1989 memoir by Peter Mayle on life in Provence, France

A Year in Provence is a 1989 best-selling memoir by Peter Mayle about his first year in Provence, and the local events and customs. Reviewers praised the book's honest style, wit, and refreshing humour. It was adapted into a BBC Television series starring John Thaw and Lindsay Duncan.

==Plot==
Peter Mayle and his wife move to Provence, and are soon met with unexpectedly fierce weather, underground truffle dealers and unruly workers, who work around their normalement schedule. Meals in Provençal restaurants and work on the Mayles' house, garden and vineyard are features of the book, whose chapters follow the months of the year.

==Adaptations==
In 1991, a radio adaptation was broadcast on BBC Radio 4.
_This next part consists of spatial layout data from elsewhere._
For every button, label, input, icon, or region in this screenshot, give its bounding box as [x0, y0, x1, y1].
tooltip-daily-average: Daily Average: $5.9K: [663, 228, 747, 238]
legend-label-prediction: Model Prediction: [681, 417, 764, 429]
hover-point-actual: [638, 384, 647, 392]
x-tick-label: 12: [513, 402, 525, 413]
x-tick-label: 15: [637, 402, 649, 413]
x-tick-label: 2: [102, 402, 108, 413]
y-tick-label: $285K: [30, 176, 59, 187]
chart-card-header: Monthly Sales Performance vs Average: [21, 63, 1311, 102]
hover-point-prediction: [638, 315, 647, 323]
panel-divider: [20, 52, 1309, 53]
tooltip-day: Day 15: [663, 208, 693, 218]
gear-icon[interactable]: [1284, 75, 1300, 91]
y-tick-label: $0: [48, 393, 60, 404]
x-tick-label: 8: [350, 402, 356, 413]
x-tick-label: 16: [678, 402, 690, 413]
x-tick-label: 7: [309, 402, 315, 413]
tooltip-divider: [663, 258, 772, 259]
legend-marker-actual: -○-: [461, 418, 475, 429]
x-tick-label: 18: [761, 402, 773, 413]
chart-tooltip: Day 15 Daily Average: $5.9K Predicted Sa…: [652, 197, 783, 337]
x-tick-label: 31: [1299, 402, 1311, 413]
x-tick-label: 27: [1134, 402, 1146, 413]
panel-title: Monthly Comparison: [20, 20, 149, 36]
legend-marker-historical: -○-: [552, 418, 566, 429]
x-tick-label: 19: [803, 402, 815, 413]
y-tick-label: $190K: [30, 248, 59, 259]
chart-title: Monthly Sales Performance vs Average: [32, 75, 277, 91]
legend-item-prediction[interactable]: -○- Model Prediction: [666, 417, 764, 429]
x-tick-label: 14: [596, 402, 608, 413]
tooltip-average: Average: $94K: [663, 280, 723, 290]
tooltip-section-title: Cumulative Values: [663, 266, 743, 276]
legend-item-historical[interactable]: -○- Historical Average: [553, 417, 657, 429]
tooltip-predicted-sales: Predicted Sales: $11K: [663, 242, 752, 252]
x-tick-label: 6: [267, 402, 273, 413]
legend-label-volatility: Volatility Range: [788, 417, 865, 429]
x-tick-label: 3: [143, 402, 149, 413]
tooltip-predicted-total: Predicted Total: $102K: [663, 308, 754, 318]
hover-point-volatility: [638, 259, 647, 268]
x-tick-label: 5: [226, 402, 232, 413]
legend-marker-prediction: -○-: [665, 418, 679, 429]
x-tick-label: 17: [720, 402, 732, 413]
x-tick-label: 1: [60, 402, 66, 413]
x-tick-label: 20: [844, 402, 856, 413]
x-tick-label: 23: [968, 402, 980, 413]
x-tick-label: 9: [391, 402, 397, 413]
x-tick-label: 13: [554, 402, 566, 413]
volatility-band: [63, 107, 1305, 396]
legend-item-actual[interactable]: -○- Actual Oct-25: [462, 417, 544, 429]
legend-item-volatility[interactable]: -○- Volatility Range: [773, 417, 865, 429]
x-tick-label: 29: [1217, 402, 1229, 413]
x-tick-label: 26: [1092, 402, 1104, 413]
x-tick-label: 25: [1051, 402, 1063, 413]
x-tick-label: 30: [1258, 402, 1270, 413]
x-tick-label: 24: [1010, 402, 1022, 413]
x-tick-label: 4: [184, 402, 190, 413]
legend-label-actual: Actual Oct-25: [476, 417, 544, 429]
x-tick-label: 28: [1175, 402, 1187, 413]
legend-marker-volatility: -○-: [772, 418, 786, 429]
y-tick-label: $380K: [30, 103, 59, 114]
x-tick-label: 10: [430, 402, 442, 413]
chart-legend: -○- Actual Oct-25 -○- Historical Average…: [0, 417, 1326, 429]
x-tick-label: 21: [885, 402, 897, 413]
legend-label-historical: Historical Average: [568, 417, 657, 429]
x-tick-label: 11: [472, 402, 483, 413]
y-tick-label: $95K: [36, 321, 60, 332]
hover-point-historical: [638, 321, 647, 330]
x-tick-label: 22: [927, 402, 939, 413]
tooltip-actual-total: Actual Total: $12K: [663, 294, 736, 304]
In 1993, BBC Television produced a series based on the book, starring John Thaw and Lindsay Duncan, with appearances from Alfred Molina and James Fleet. Unlike the book, the programme was not well received by critics and was later placed at number ten on a Radio Times list of the worst television programmes ever made, with John Naughton describing it as a "smugathon ... which achieved the near impossible – creating a John Thaw vehicle nobody liked".

==Sequels==
- Toujours Provence (1991)
- Encore Provence (1999)
- French Lessons (2001)

==Cultural influence ==
Mayle's memoir provided inspiration for the 2008 satirical novel A Year in the Province by Christopher Marsh in which an Andalusian man persuades his wife and his three daughters to relocate to Belfast.